A recorded announcement plays on a loop on the approach to Wembley Stadium. “I’m Clive Tyldesley,” says the voice, for the voice is indeed Clive Tyldesley’s. “It is not allowed to drink alcohol on Olympic Way or the surrounding streets. This is due to a Public Space Protection Order. I’m sorry, it’s the law.”
On Tyldesley goes, advising fans that anybody caught with an open container of alcohol will be dealt with by law enforcement officers, before warning that bags over a certain size will not be permitted into the stadium. “I’m sorry,” Tyldesley repeats, and to be fair he genuinely does sound as if he’s sorry about all this, almost as if he’s reading the message under duress. Then, after a short silence, the recording plays again: “I’m Clive Tyldesley. It is not allowed …”

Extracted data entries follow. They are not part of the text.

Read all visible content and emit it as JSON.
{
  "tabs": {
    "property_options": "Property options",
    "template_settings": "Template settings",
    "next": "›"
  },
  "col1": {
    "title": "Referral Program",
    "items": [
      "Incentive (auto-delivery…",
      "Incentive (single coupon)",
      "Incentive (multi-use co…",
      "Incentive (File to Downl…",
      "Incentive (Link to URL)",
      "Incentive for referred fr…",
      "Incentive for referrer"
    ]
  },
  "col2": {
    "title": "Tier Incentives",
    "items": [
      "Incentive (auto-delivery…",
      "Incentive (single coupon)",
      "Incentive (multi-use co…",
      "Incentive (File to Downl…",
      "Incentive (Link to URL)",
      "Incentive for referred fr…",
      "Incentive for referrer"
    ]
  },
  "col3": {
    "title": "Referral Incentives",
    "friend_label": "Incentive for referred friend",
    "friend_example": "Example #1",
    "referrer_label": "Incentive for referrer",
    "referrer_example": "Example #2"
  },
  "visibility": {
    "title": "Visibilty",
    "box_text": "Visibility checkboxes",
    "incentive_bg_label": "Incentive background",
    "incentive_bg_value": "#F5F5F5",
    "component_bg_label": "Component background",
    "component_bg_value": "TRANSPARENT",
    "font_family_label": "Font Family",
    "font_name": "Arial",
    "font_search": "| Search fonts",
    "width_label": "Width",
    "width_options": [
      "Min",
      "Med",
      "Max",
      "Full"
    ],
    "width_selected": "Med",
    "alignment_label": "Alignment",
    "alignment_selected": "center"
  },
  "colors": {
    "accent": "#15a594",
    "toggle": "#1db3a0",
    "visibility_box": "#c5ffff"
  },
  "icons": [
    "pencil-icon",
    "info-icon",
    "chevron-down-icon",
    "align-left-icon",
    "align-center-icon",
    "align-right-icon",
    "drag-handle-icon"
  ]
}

You will often hear it said that totalitarianism rarely marches in through the door wearing jackboots and military insignia but instead cloaks itself in the softly spoken register of compassion, familiar voices preaching family values. Let’s be very clear here: I am not saying that the onset of martial law in Britain will be heralded by the dulcet tones of Clive Tyldesley being piped over public loudspeakers, explaining that while burdensome these things must nevertheless be done for the greater good. I am categorically not saying that.
All the same there is a weird, menacing kind of vibe to the new Wembley: this vast meaningless white obelisk plonked down in the middle of Brent, slowly chewing up the land around it, sprouting car parks and hotels like pustules.
Other countries take their national sides out on the road, inflect them with local flavour and local colour, bring them to the people. Wembley instead demands that the people bring themselves to it, festoons itself in turquoise LED screens, keeps you safely at arm’s length.
This is why in 16 years it has never really felt like the heart and soul of the England side, even on its good days. It is a headquarters rather than a home, a place of symbols and ciphers and placards and Newspeak, a blank canvas that resists all attempts to fill it. And so perhaps its defining motif is not the big final or showpiece event but games like this, when England are 2-0 up in a contest long since stripped of all sporting jeopardy, when the noise barely bubbles above a simmer: football as a kind of inane scrolling content.
Which is to take nothing away from England, who efficiently killed off the game in three second- half minutes and spent most of the rest of the time trying desperately not to pick up a knock. Gareth Southgate’s side have effectively mastered the art of the jeopardy-free qualification stroll and just 180 minutes into their Euro 2024 campaign their presence in Germany next summer is pretty much secure.
But of course there was an emotive dimension to this game as well, even if nobody was quite sure how to deal with it. Ukraine, a year after the invasion of their country, have lost none of their focus or sense of mission, never lost sight of the idea that the sporting arena provides them with a vital opportunity to express who they are as a people and a nation. They were fervently supported throughout by the noisy pocket of fans in the stadium’s north-east corner, many of them refugees who had been given free tickets by the Football Association.
No, the uncertainty belonged to everyone else. Before the game the two sides randomly arranged themselves behind a flag reading “PEACE”, as another disembodied voice on the public address system urged the crowd to “show solidarity as we continue to hope for peace in Ukraine”.
This is pretty much how European football has been dealing with the whole Ukraine issue ever since it popped up: beige platitudes of optimism, “hopes” but under no circumstances “prayers”, a vague but indeterminate longing for peace. We, the football family, acknowledge that this thing is a thing. It would be inappropriate at this stage to comment further.
Perhaps it would also have been inappropriate to list all the ways in which English football has indulged and courted Russian favour over the years, from the vast unaccountable billions that bankrolled the likes of Chelsea and Portsmouth and Reading to the deal signed by Manchester United with the state airline Aeroflot, to the Russia flag that hung for years at Stamford Bridge in loving tribute to Roman Abramovich.
“The efficiency, the welcome, the warmth of the Russian people has really impressed me,” the then FA chair, Greg Clarke, said on a visit to the 2018 World Cup. “I am sad there aren’t more English people here sharing this wonderful football festival.”
Still, we continue to hope for peace, so that is something. At full-time the beaten Ukrainian players drifted over towards their adoring fans, every single one of whom had stayed to acclaim them.
Around them what was left of the England section was rapidly emptying, turquoise signs pointing them towards their onward transport. As they left an LED sign thanked them for visiting Wembley and urged them to come again soon.